36.婚約者はあなたじゃなく私よ

 睨む必要も感じなかった。国同士の外交や王族同士の婚姻の意味を知らない、愚かな女性だもの。たとえ胸が大きくても、これでは貴族令嬢とは呼べない。


 贅沢を享受する権利の裏に、己を犠牲にする義務がある。紹介も挨拶もない貴族令嬢が、他国の王族に無礼を働く。そのツケを誰が払うか、考えが足りな過ぎた。知識も教養も足りていない相手と同じ立場で話をしたら、私の格が下がるわね。


「先ほども申し上げましたのに、理解できないのは幼いせい? それとも足りないのかしら」


 阿呆と言いたいの? ぴくりと眉が動くけれど、私はこの女性の挑発に乗るほど安くない。これでもアルドワン王国の末っ子姫なの。最低限の礼儀も知らない女性に取り乱す無様はできなかった。

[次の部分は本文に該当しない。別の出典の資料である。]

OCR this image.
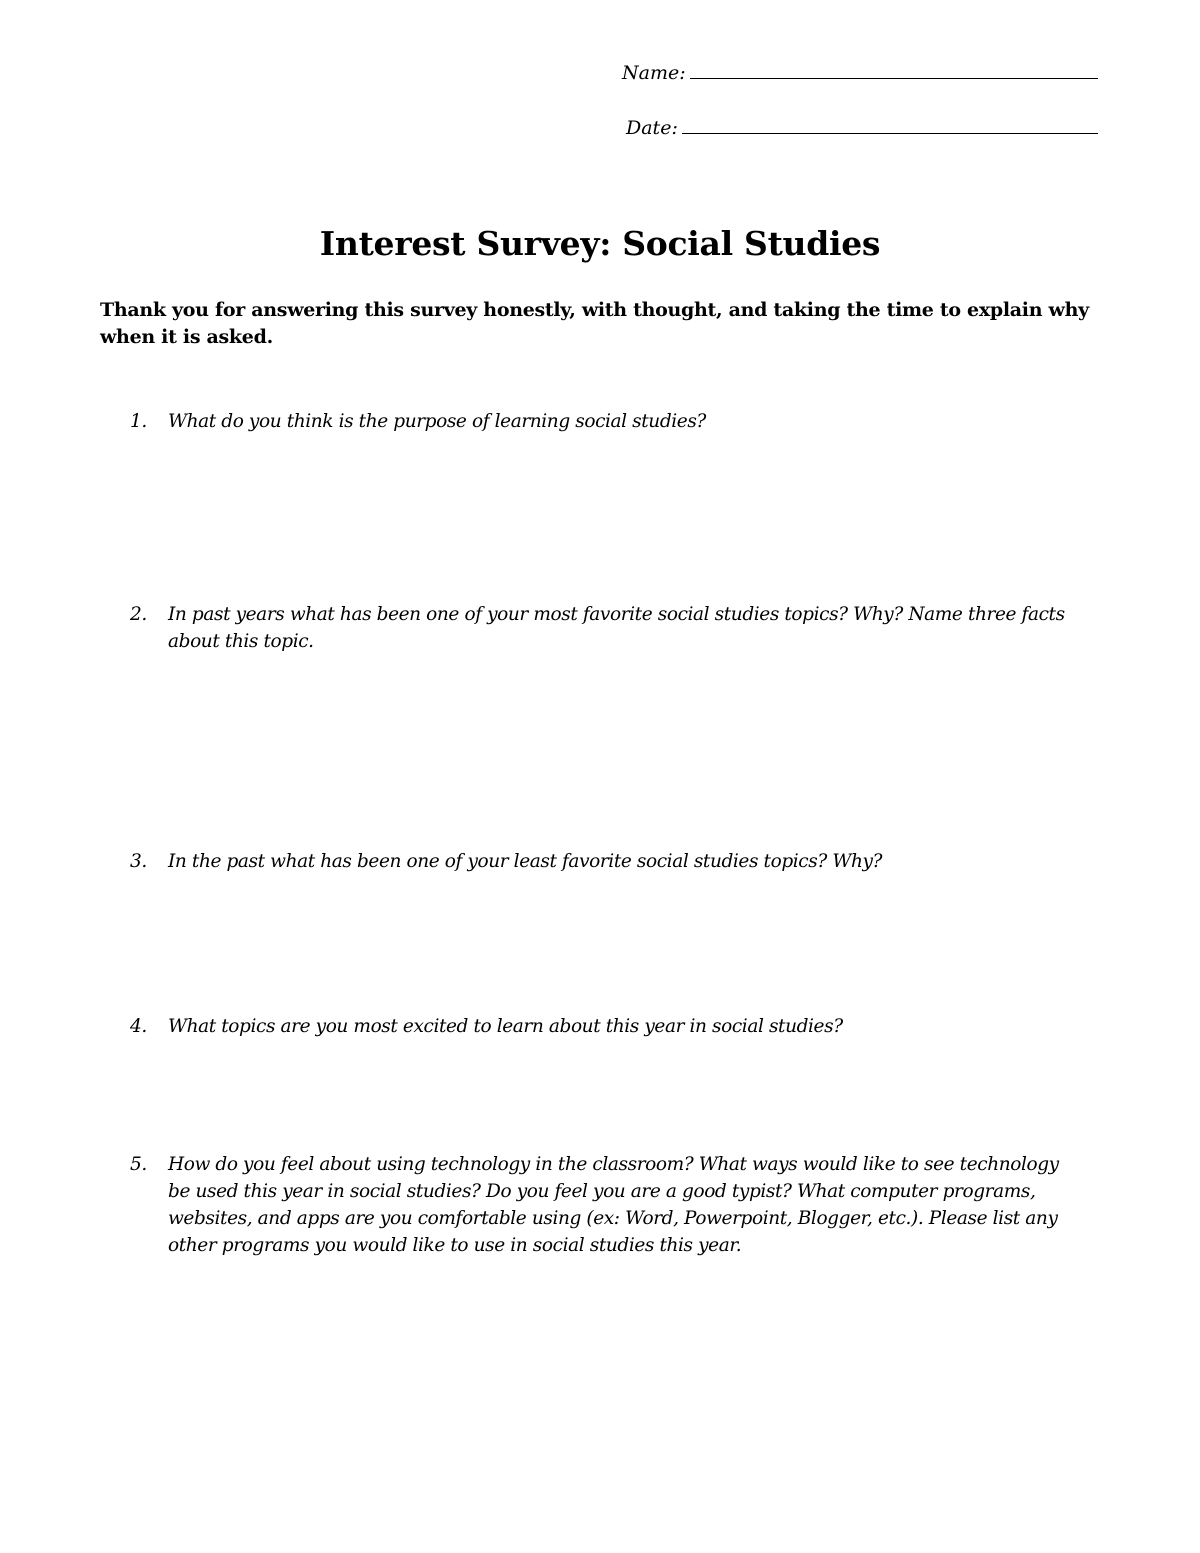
Name:
Date:
Interest Survey: Social Studies
Thank you for answering this survey honestly, with thought, and taking the time to explain why when it is asked.
1.	What do you think is the purpose of learning social studies?
2.	In past years what has been one of your most favorite social studies topics? Why? Name three facts about this topic.
3.	In the past what has been one of your least favorite social studies topics? Why?
4.	What topics are you most excited to learn about this year in social studies?
5.	How do you feel about using technology in the classroom? What ways would like to see technology be used this year in social studies? Do you feel you are a good typist? What computer programs, websites, and apps are you comfortable using (ex: Word, Powerpoint, Blogger, etc.). Please list any other programs you would like to use in social studies this year.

「では、あなた様は幼子でもできる挨拶も学んでいない、礼儀知らずなのね」


 ふふっと笑って口元を手で隠す。夜会なら扇で隠せたのだけど、さすがに朝の散歩には持ってこなかった。


「なんですって?!」


「誰に向かってその口を開いたのか、無礼を働いているか。よく考えてみなさい。若くとも私はアルドワン王国を代表して、モンターニュ国の王宮に招かれた来賓よ」


 物の道理を説明したところで、彼女は理解しない。承知の上で、一応形を整えた。私は来賓の王族で、未来の公爵夫人なの。どんなに頭の悪い人相手でも、一度は引いてみせる。


「ただの客でしょう。特別でも何でもないわ」


 おほほと高笑いする彼女の後ろに、駆けつける騎士が見えた。数人の騎士に混じり、エル様のお姿がある。やり返すなら今のうちね。


「でもフェルナン王弟殿下の婚約者は私よ」


 彼女が私に突っかかったのは、きっとこの部分よ。身を引けと言い放ったのは、王弟であるエル様の妻の座を狙っている。だったら、彼女にとって一番聞きたくない言葉のはず。わかっていて、私はこの言葉を選んだ。


 次に彼女が放つ言葉も想像がつく。


「あのお方の隣に、お前が相応しいわけないでしょう! 王弟殿下は私を好きで、私と結婚したいのよ!!」


 事実だから胸に刺さる言葉に反応し、かっとなった女性が叫んだ。歩み寄るエル様の表情が強張る。怒りの形相で足を速めたエル様を確認し、私は俯いた。庇うように斜め前に出たクロエが、私を抱くように守る。


「嘘をほざくな! この女を不敬罪で投獄せよ」


 近衛騎士や衛兵が駆けつけ、目を見開く女性を拘束する。エル様は伸ばされた手を振り払い、私の前で膝をついた。慌ただしく私の頬を手で包み、髪や服装の乱れがないか確認する。


「ケガはないか? 何かされたのなら教えてほしい」


「怖かったですわ、エル様。婚約者の座を譲れと脅されましたの」


 頬を包まれたまま、ほんのり大袈裟に伝える。ぎゅっと抱きしめられ、慣れ始めた匂いと温もりにほっとした。強いつもりでも、本当は怖い。でも軽んじられて、引き下がるわけにいかないの。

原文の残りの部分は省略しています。